While food plots are a wonderful addition to  any heavily timbered property, don’t make the  mistake of thinking they’re the final answer to  making the ground reach its full potential.  Proper timber management will also attract and  hold deer on a year-round basis and result in  healthier whitetails and better hunting.  Remember, northern whitetails have to endure  extended winters, and counting on food plots to  sustain deer until snow melt may not be a realistic  goal. That’s when a sound timber management  program can kick in and help whitetails  last through the often-brutal conditions from  late November through green-up.  The Van Doorn property is a classic example  of a logging plan done right. This region of  northern Wisconsin is known for strong populations  of aspen, and aggressive logging practices  like clear-cutting keep this important tree  species available for whitetails and other  wildlife. Aspen benefits from clear-cutting  because a harvested tree sends shoots out from  its root system — a process called “sucker  sprouting” — in some cases as far as 100 feet  from the original stump. Though aspen trees do  produce seeds, seedlings only flourish in full  sunlight. In short, clear-cutting is the best  method for maintaining vital stands of aspen.  Consult with a forester, habitat specialist, or professional  logger (preferably one with a deer  hunting background) to develop a timber harvest  plan that will maintain aspen stands of  uneven ages throughout your property.  Another, and often-neglected, aspect of habitat  management in northern regions is the creation  and management of conifer species.  Research has proven that whitetails can withstand  brutally cold temperatures and biting  winds, assuming they can access thermal cover  provided by species like cedar, spruce and pine.  Indeed, northern whitetails will often travels  dozens of miles to such winter “yarding” areas.  While creating an area may be difficult, establishing  and/or maintaining small groves of  conifers can certainly help resident whitetails  ride out a difficult winter. Again, the best  method for doing this is to consult with a  forester or habitat specialist to develop a plan.  Though forestry projects require a long-term  commitment, they’re extremely beneficial to  deer and highly satisfying to the folks lucky  enough to participate in the process. 

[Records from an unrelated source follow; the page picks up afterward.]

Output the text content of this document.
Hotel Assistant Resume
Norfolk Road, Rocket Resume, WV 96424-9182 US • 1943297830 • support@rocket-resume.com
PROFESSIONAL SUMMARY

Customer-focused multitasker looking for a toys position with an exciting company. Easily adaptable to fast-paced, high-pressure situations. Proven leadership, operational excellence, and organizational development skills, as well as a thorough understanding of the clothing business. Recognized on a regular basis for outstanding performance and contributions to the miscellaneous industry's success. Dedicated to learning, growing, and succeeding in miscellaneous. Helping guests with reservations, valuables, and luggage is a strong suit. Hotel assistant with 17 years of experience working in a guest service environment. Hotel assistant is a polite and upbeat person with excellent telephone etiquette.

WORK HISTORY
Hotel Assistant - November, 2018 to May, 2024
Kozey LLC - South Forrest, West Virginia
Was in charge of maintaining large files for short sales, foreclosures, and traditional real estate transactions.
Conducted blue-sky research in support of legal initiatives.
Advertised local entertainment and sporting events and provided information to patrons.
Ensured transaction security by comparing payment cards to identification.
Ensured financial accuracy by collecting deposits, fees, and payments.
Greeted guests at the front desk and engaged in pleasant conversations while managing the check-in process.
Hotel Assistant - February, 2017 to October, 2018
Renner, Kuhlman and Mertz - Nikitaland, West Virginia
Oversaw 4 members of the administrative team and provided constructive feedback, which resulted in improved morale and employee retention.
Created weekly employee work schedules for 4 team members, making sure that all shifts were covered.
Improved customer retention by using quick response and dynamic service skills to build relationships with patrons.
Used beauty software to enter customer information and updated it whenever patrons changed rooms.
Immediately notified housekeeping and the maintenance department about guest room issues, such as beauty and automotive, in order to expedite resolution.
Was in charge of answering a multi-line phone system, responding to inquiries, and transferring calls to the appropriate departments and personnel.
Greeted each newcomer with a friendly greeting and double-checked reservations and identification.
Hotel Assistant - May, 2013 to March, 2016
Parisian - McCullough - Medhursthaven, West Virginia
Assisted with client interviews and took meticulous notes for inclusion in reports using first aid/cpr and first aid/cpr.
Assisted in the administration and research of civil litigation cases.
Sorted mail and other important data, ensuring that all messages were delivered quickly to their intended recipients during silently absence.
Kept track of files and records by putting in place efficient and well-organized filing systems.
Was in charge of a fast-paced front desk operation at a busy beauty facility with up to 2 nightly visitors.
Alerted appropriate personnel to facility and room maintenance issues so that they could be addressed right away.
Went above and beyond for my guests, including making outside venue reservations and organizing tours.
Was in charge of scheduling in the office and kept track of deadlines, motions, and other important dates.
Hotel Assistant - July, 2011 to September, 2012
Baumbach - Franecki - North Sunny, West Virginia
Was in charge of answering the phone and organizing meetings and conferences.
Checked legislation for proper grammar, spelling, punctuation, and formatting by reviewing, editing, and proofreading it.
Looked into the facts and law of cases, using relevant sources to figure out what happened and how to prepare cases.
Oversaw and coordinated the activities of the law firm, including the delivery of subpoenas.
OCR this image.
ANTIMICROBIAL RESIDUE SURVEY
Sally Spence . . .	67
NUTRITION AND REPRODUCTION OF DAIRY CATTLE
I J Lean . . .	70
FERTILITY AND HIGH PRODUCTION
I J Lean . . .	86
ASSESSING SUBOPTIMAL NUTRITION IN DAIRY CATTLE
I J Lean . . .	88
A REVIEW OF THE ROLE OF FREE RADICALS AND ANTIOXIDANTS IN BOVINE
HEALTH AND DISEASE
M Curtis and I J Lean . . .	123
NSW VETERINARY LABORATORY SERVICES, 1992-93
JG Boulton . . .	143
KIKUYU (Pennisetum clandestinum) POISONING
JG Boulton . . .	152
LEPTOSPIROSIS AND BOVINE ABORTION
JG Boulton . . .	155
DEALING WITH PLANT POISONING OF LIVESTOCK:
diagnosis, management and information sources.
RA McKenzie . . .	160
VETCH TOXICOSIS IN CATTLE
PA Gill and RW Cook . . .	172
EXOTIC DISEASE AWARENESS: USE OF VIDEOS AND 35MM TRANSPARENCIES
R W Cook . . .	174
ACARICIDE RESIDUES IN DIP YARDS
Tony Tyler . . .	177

I’ve found food plots to be effective and fun  no matter where I’ve planted them, but for me  they have a special allure in the big woods.  Perhaps it’s because it takes some extra time  and sweat to carve a plot out in the timber. Or is  it because whitetails oftentimes respond to a  plot of clover or brassicas with even more  enthusiasm than farm country deer? I haven’t  answered those questions for myself yet, but I  do know this: When an old monarch whitetail, a  deer nearly impossible to see in this environment,  shows up at a food plot, it’s a pretty special  moment. Even if opening day is still around  the corner.